In addition, they say that opening India's nuclear industry to $100 billion in potential sales from abroad will help cement a relationship with a developing economic power that may also serve as a hedge against the growing clout of China in Asia.

Critics argued that by allowing India's nuclear arsenal to keep growing and keeping some of its facilities off-limits, the pact establishes a double standard and sets conditions under which treaty violations would be tolerated.

"Such a policy unravels years of successful U.S. diplomatic efforts to convince countries that the benefits of surrendering the right to develop nuclear weapons outweighed the risk of staying outside the treaty and pursuing a nuclear weapons option," said retired Army Lt. Gen. Robert G. Gard Jr., a senior military fellow at the Center for Arms Control and Non-Proliferation, a Washington think tank.

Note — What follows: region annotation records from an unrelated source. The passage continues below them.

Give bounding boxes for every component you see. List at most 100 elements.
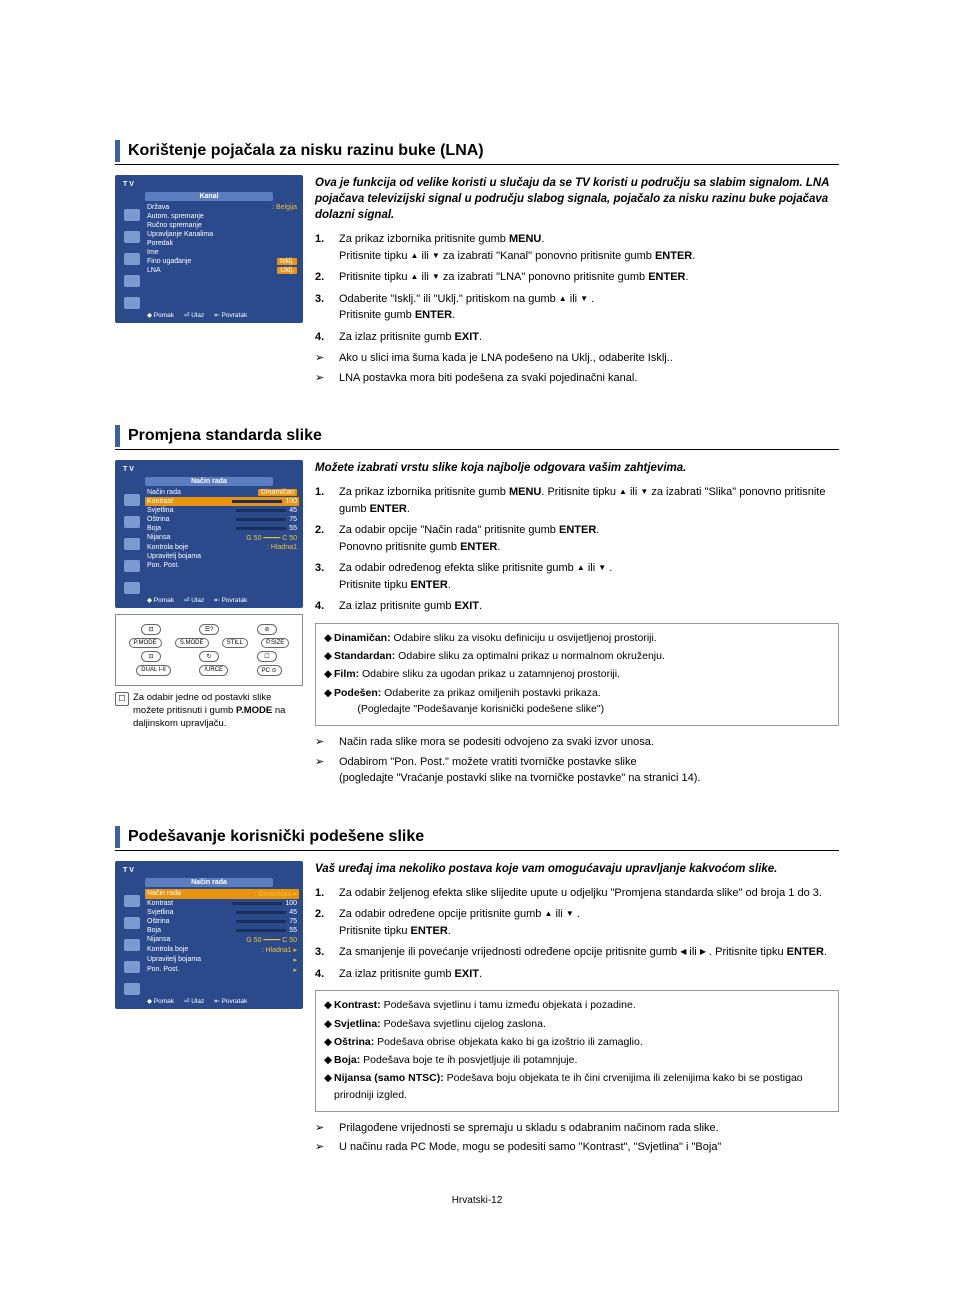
note-list: ➢Način rada slike mora se podesiti odvoj… bbox=[315, 734, 839, 787]
info-bullet: ◆Svjetlina: Podešava svjetlinu cijelog z… bbox=[324, 1016, 830, 1032]
title-accent-bar bbox=[115, 140, 120, 162]
step-item: 1.Za odabir željenog efekta slike slijed… bbox=[315, 885, 839, 902]
note-item: ➢Način rada slike mora se podesiti odvoj… bbox=[315, 734, 839, 751]
osd-menu-item: Ime bbox=[145, 248, 299, 257]
remote-diagram: ⊡ ☰? ⊘ P.MODE S.MODE STILL P.SIZE ⊡ ↻ ☐ DUAL I-II /… bbox=[115, 614, 303, 686]
osd-menu-item: Svjetlina45 bbox=[145, 908, 299, 917]
remote-button: ↻ bbox=[199, 651, 219, 662]
info-bullet: ◆Dinamičan: Odabire sliku za visoku defi… bbox=[324, 630, 830, 646]
remote-button: DUAL I-II bbox=[136, 665, 170, 676]
info-bullet: ◆Oštrina: Podešava obrise objekata kako … bbox=[324, 1034, 830, 1050]
osd-menu-item: Pon. Post. bbox=[145, 561, 299, 570]
remote-button: STILL bbox=[222, 638, 248, 648]
osd-menu-item: Oštrina75 bbox=[145, 515, 299, 524]
remote-button: P.SIZE bbox=[261, 638, 289, 648]
osd-screenshot: T V Način rada Način radaDinamičanKontra… bbox=[115, 460, 303, 608]
section-title-wrap: Korištenje pojačala za nisku razinu buke… bbox=[115, 140, 839, 165]
info-bullet: ◆Boja: Podešava boje te ih posvjetljuje … bbox=[324, 1052, 830, 1068]
osd-menu-item: NijansaG 50 ━━━━ C 50 bbox=[145, 935, 299, 945]
note-list: ➢Prilagođene vrijednosti se spremaju u s… bbox=[315, 1120, 839, 1156]
osd-menu-item: Pon. Post.▸ bbox=[145, 965, 299, 975]
info-bullet: ◆Film: Odabire sliku za ugodan prikaz u … bbox=[324, 666, 830, 682]
osd-screenshot: T V Kanal Država: BelgijaAutom. spremanj… bbox=[115, 175, 303, 323]
remote-button: ⊘ bbox=[257, 624, 277, 635]
manual-section: Korištenje pojačala za nisku razinu buke… bbox=[115, 140, 839, 389]
step-item: 4.Za izlaz pritisnite gumb EXIT. bbox=[315, 329, 839, 346]
pmode-icon: ☐ bbox=[115, 692, 129, 706]
step-item: 2.Pritisnite tipku ▲ ili ▼ za izabrati "… bbox=[315, 269, 839, 286]
osd-menu-item: Oštrina75 bbox=[145, 917, 299, 926]
info-box: ◆Kontrast: Podešava svjetlinu i tamu izm… bbox=[315, 990, 839, 1112]
section-title-wrap: Promjena standarda slike bbox=[115, 425, 839, 450]
note-item: ➢Ako u slici ima šuma kada je LNA podeše… bbox=[315, 350, 839, 367]
section-title: Korištenje pojačala za nisku razinu buke… bbox=[128, 140, 484, 162]
remote-button: ⊡ bbox=[141, 624, 161, 635]
info-bullet: ◆Nijansa (samo NTSC): Podešava boju obje… bbox=[324, 1070, 830, 1103]
osd-menu-item: Boja55 bbox=[145, 524, 299, 533]
remote-button: ☐ bbox=[257, 651, 277, 662]
step-item: 3.Odaberite "Isklj." ili "Uklj." pritisk… bbox=[315, 291, 839, 324]
osd-menu-item: LNAUklj. bbox=[145, 266, 299, 275]
info-bullet: ◆Podešen: Odaberite za prikaz omiljenih … bbox=[324, 685, 830, 718]
osd-menu-item: Način rada: Dinamičan ▸ bbox=[145, 889, 299, 899]
section-intro: Možete izabrati vrstu slike koja najbolj… bbox=[315, 460, 839, 476]
step-item: 4.Za izlaz pritisnite gumb EXIT. bbox=[315, 966, 839, 983]
steps-list: 1.Za prikaz izbornika pritisnite gumb ME… bbox=[315, 484, 839, 615]
osd-menu-item: Kontrola boje: Hladna1 ▸ bbox=[145, 945, 299, 955]
remote-button: PC ⊙ bbox=[257, 665, 282, 676]
note-item: ➢Prilagođene vrijednosti se spremaju u s… bbox=[315, 1120, 839, 1137]
remote-button: ☰? bbox=[199, 624, 219, 635]
page-footer: Hrvatski-12 bbox=[115, 1195, 839, 1206]
steps-list: 1.Za odabir željenog efekta slike slijed… bbox=[315, 885, 839, 983]
manual-section: Podešavanje korisnički podešene slike T … bbox=[115, 826, 839, 1159]
right-column: Vaš uređaj ima nekoliko postava koje vam… bbox=[315, 861, 839, 1159]
remote-button: S.MODE bbox=[175, 638, 209, 648]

The deal now faces at least two additional hurdles. A treaty putting the provisions into effect will require Senate ratification, and the Nuclear Suppliers Group, 45 nations that control exports of nuclear materials, also must approve the pact.

The suppliers group was formed in 1974 after India conducted a nuclear test.

Over months of debate, the measure's proponents were able to turn back fears that the accord would fuel a nuclear arms race in South Asia and that the United States was weakening its hand in seeking to restrict nuclear weapons development in Iran and North Korea.